9. The minefield ship route planning method of claim 8, wherein, The acquisition of the local avoidance path includes the following steps: A1. Based on the dangerous flight segment, a preset buffer length is extended along both ends of the flight segment as the longitudinal boundary of the replanning area, and a preset buffer width is extended along both sides of the flight segment as the lateral boundary of the replanning area, forming a local replanning area that includes the dangerous flight segment and its surrounding area. A2. Discretize the local replanning region into a local grid map, which consists of multiple nodes and analysis edges connecting adjacent nodes, with the grid spacing being smaller than that of the global grid map. A3. Spatiotemporally overlay the portions of the first risk field model and the second risk field model located within the local replanning region to form a comprehensive risk field within that region; A4. Within the local grid map, taking the boundary points where ships enter and leave the local replanning area as the local start point and local end point, the K-short-circuit algorithm is used for path search. During the search process, the total comprehensive navigation cost on each candidate path is calculated, and the paths are sorted from smallest to largest according to the total comprehensive navigation cost. The top n paths are selected as the candidate path set. A5. If the candidate path set is not empty, then candidate paths are selected in order of increasing total comprehensive navigation cost for ship turnaround feasibility verification, and the first candidate path that passes the verification is taken as the local avoidance path; if the candidate path set is empty, or all candidate paths fail the turnaround feasibility verification, then the buffer length and buffer width are increased, and steps A2 to A4 are repeated.

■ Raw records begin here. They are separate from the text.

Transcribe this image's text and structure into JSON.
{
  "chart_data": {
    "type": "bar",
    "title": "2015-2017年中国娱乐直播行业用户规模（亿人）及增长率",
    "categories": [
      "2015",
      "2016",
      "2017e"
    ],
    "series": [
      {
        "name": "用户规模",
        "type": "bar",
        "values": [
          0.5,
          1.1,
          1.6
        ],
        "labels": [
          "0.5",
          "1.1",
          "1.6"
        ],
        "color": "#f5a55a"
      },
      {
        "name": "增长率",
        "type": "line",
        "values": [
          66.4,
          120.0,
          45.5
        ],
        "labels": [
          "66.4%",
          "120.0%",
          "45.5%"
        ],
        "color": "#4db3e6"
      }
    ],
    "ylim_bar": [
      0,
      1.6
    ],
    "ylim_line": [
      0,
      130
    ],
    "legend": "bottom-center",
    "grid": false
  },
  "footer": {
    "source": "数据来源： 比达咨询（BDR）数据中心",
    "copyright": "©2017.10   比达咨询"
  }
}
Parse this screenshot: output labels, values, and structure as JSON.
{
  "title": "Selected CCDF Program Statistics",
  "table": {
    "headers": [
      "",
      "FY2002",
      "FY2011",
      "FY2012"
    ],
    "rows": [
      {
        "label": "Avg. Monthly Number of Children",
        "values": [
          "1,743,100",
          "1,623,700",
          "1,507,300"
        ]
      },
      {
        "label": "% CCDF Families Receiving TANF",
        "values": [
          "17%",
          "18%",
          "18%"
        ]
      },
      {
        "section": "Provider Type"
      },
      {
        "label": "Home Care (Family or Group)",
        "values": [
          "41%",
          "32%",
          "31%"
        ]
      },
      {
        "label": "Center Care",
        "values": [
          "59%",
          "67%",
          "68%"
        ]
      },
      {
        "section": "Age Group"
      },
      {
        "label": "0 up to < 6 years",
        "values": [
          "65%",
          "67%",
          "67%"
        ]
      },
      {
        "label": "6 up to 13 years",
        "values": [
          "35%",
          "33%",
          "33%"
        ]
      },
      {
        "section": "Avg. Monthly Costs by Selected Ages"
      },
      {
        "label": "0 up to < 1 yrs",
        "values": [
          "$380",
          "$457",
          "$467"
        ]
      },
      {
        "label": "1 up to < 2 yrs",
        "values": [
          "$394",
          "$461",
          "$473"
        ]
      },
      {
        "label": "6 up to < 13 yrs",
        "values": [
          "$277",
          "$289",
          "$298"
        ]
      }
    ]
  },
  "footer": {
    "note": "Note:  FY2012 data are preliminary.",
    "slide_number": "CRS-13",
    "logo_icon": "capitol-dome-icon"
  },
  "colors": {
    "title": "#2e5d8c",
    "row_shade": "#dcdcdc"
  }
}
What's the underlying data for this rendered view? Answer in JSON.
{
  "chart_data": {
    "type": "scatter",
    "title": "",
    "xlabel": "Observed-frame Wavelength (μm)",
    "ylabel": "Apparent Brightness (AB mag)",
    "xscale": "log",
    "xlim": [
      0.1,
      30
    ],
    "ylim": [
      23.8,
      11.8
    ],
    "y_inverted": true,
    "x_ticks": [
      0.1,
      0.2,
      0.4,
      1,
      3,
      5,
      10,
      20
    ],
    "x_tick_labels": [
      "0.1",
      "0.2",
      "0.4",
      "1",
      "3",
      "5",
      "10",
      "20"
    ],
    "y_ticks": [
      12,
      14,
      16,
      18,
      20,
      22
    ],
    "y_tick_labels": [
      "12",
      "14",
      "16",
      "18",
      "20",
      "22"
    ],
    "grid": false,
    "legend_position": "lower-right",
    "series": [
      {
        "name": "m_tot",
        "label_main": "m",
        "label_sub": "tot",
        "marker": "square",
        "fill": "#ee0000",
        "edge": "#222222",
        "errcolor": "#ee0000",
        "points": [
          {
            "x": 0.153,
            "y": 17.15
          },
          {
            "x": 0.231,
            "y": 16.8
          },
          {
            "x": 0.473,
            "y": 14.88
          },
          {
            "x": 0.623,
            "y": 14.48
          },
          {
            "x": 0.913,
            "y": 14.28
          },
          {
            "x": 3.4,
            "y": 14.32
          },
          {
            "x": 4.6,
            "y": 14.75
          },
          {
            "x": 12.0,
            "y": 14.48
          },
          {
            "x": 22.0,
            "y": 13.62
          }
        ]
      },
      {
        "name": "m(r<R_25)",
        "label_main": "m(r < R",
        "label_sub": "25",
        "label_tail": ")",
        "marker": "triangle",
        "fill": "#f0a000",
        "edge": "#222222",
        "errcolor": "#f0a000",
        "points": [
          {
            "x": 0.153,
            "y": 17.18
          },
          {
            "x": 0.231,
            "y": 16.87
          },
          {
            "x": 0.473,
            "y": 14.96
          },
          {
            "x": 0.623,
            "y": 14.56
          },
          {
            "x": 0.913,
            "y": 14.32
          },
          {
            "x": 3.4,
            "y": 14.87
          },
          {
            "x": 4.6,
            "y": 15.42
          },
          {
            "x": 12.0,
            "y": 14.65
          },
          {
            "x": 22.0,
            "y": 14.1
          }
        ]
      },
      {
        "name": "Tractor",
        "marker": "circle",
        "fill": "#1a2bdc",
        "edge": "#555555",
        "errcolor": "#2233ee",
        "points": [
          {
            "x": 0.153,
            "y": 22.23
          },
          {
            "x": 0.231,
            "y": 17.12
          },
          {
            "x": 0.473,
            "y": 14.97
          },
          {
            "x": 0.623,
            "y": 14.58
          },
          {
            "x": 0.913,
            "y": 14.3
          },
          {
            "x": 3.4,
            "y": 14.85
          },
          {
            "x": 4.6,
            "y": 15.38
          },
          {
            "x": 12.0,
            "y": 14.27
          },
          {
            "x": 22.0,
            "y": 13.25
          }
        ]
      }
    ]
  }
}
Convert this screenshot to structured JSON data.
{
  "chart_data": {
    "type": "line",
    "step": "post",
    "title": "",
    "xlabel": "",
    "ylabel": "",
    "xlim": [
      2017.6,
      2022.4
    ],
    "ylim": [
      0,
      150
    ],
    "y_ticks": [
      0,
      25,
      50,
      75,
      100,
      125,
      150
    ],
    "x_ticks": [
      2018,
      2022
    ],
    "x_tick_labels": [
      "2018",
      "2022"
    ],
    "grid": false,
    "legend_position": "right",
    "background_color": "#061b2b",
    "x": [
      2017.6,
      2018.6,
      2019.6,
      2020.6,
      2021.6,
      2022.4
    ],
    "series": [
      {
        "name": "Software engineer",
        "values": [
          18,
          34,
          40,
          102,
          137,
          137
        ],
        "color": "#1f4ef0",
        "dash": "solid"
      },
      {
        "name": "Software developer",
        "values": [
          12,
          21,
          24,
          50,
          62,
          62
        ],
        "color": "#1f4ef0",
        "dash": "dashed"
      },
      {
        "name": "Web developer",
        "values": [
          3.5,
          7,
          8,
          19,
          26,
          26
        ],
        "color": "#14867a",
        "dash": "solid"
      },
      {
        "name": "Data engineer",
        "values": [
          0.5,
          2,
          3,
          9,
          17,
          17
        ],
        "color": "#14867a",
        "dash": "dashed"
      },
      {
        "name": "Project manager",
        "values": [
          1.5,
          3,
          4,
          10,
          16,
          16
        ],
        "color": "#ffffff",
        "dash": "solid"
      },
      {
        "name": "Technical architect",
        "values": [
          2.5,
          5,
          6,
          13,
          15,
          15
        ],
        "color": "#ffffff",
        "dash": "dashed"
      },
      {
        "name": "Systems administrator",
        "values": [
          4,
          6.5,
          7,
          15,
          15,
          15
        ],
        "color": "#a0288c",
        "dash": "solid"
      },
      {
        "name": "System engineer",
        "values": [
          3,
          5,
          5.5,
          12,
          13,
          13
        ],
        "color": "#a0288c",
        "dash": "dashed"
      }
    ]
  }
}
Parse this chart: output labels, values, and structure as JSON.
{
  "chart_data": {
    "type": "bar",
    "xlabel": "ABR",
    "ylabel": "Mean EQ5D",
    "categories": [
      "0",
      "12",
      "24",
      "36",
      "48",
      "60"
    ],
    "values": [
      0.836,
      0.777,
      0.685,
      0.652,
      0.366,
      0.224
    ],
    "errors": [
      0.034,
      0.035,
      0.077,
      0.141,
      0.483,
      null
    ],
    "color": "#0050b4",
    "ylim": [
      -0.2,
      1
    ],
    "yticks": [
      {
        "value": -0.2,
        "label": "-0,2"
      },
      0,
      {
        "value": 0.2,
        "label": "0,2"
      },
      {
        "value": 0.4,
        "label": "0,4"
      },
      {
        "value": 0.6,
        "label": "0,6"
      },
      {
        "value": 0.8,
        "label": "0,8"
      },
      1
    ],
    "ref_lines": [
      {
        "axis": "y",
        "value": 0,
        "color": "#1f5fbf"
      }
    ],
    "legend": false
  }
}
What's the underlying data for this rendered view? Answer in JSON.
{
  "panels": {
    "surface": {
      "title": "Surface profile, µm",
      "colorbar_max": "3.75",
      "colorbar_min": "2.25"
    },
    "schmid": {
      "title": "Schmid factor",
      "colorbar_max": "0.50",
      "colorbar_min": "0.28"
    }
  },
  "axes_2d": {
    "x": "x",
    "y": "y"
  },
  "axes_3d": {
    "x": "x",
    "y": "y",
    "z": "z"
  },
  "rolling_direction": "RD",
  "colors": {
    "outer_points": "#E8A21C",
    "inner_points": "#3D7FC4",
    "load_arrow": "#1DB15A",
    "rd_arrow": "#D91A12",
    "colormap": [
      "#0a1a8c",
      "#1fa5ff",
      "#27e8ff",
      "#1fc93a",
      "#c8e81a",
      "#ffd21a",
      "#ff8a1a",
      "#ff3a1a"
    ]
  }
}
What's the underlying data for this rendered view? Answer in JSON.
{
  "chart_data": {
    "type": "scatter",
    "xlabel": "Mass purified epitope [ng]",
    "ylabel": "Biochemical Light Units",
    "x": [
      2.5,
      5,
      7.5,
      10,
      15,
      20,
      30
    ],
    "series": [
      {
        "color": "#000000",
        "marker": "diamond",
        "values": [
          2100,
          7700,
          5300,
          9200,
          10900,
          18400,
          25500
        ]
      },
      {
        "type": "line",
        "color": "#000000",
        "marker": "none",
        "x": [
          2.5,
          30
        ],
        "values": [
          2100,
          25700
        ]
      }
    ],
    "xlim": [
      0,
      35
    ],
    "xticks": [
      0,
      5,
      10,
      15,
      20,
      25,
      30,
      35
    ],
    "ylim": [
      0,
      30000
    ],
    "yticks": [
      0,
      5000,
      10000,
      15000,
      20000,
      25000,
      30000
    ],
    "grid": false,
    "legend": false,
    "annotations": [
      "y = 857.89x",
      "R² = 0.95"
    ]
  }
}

10. The minefield ship route planning method of claim 9, wherein, Step S6 is followed by: S7. Based on the time offset caused by sailing along the local avoidance path, determine the updated estimated arrival time of the ship at the local endpoint; S8. Using the updated estimated arrival time as the time base, perform spatiotemporal correlation analysis on the remaining initial global route between the local endpoint and the route endpoint with the first risk field model and the second risk field model to verify whether a new dangerous route segment is formed. If it is verified that there are no new dangerous segments, the local avoidance path in step S6 is directly spliced ​​with the remaining initial global route as the secondary planning route. If a new dangerous segment is verified, the local endpoint is used as the new route starting point, and the updated estimated arrival time is used as the starting time. Step S3 is performed on the remaining voyage after the local avoidance path to obtain the adjusted route. The initial route segment that has not yet been traversed before the local avoidance path, the local avoidance path, and the adjusted route are sequentially spliced ​​together to form the secondary planned route.